I usually establish things I felt in the atmosphere surrounding me or flow of time, things which piqued my interest, as the theme. For example, outer-space was the theme I established in the 2021 spring/summer season which I did a show for in October at Tokyo, but this was because I felt this situation we are presently in midst this corona pandemic is becoming increasingly incomprehensible, so as an unordinary place I’ve never experienced before, I turned my attention to “outer-space”.
We’ve heard this collection is also inspired by the artist, Olafur Eliasson. Do you have a strong interest in art also?
Yes. I’ve also had an interest in art, however it is difficult to express myself like an artist in my brand, but at the same time, if I turn my eyes to business aspects only, I end up becoming detached from what I’ve wanted to make originally. For better or worse, there exists a dilemma within me that cannot be an artist, but all the more reason why a part of me is attracted to art, and therefore it often becomes a source of inspiration, as it was this time. Furthermore, I think it is interesting how art in not just about what you yourself feels about it, because in art, one can ask how others felt about it. Sometimes, we derive at creation hints by visiting a museum with the whole team and talking about what we each felt.
The year 2020 brought about grave change to the fashion industry due to influences of the COVID-19 pandemic, but is there anything in your thoughts about fashion or mindset of how you make clothes that has changed?
There were more than a few things we were forced to change in the brand’s operation and/or designing process, such as not being able to go out for research as we had always done due to curfews, announcing our collection online, etc. On the other hand, there has always been a part of us that believed, while maintaining the roots of the brand, such as its concept, the form of output should change according to the times, so our stance towards clothes making remains unchanged. We intend to continue making what we believe in, but I strongly feel the need in rethinking of a presentation method to convey our message without reducing the purity of our creations.
Please tell us your future plans for the brand.

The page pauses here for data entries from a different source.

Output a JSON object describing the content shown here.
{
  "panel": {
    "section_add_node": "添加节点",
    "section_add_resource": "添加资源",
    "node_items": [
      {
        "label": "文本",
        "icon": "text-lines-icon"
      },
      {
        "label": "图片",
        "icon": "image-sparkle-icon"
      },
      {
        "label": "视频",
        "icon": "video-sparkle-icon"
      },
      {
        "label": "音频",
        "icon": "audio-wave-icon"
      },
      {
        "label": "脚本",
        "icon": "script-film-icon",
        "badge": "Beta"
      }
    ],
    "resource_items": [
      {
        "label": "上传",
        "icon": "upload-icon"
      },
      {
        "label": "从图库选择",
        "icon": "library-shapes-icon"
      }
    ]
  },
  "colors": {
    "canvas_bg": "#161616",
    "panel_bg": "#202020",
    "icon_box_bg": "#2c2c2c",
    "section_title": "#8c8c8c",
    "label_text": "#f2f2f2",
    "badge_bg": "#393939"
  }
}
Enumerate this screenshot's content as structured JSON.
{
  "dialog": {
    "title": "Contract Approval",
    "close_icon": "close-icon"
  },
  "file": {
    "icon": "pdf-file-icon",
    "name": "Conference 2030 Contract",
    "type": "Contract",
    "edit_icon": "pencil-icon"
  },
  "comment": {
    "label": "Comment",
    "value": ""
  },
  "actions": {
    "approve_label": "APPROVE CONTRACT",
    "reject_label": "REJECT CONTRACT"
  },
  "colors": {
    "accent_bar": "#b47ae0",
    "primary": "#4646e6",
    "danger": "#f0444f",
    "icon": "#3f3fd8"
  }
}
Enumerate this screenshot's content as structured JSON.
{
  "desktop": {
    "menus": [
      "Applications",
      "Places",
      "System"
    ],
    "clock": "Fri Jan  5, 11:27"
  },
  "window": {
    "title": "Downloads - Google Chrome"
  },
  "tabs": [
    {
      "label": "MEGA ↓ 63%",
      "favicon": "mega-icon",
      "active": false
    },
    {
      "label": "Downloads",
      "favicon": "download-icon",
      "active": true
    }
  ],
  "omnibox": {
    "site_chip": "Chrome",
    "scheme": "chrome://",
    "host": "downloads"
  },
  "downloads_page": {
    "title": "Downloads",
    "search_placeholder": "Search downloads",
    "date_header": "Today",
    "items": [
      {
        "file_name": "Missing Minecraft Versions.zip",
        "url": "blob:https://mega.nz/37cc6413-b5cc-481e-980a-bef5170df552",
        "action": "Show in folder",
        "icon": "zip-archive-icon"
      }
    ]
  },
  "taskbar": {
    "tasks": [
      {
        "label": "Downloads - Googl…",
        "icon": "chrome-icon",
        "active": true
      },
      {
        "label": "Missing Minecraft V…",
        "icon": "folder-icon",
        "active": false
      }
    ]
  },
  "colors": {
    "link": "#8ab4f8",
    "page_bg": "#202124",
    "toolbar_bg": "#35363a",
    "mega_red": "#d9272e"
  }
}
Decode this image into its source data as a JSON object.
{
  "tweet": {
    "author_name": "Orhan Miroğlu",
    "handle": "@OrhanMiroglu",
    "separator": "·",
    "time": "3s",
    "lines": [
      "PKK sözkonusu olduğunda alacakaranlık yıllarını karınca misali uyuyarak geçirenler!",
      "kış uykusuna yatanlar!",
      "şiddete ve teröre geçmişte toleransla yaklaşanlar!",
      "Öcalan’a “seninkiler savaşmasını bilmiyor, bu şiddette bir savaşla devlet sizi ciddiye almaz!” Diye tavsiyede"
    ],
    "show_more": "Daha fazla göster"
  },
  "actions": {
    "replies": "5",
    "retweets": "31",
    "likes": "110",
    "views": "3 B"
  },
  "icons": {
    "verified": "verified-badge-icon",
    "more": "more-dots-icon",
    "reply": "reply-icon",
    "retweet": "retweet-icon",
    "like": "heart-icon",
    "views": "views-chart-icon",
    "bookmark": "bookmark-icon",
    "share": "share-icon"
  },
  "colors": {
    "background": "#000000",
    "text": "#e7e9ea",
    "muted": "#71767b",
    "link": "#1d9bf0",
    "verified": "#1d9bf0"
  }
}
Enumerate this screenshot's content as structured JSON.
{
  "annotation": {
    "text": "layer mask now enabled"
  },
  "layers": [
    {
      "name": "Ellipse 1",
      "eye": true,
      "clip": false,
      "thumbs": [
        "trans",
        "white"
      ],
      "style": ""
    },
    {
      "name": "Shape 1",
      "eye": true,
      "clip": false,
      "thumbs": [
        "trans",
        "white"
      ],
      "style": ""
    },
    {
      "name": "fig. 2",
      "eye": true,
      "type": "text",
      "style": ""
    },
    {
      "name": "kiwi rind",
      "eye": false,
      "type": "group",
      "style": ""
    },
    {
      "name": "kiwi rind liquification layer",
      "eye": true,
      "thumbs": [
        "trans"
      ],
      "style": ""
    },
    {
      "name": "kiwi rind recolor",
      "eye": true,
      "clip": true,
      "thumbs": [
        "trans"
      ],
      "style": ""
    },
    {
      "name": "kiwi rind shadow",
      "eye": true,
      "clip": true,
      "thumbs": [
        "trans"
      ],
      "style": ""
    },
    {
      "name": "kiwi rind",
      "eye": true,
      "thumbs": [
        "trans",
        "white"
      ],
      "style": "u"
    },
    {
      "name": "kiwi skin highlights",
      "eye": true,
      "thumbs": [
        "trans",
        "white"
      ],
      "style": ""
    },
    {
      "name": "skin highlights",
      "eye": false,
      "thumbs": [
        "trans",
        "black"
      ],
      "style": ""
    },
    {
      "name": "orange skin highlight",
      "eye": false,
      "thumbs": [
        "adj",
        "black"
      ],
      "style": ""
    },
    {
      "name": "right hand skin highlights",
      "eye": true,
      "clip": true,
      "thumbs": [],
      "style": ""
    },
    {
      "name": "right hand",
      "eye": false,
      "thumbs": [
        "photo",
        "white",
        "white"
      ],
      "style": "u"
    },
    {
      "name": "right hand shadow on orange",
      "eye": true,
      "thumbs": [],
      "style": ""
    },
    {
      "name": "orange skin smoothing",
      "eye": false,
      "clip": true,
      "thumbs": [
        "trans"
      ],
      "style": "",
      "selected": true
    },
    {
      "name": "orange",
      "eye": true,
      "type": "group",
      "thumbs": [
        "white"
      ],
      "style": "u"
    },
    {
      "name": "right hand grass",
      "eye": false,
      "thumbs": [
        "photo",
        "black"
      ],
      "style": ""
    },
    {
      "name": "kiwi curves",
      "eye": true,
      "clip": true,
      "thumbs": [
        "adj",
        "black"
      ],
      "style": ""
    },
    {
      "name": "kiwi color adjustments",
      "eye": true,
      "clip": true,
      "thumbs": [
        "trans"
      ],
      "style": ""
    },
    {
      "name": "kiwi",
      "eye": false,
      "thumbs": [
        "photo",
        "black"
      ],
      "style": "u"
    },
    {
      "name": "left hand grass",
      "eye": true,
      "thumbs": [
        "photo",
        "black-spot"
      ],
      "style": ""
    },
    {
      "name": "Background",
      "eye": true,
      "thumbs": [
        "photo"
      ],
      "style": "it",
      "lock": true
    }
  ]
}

At this point, I don’t have any specific aim or image I want to fulfill. For now, I am more interested in facing and resolving problems in sight, one-by-one, as a team, thereby continuing to operate the brand. I think the popularization of online tools will spread increasingly from hereon, and forms of communication will change. Gathering together to make things amidst such times, it is imperative that each team member is able to think surely, and be able to give feedback to other members, but I also think this is the most interesting point.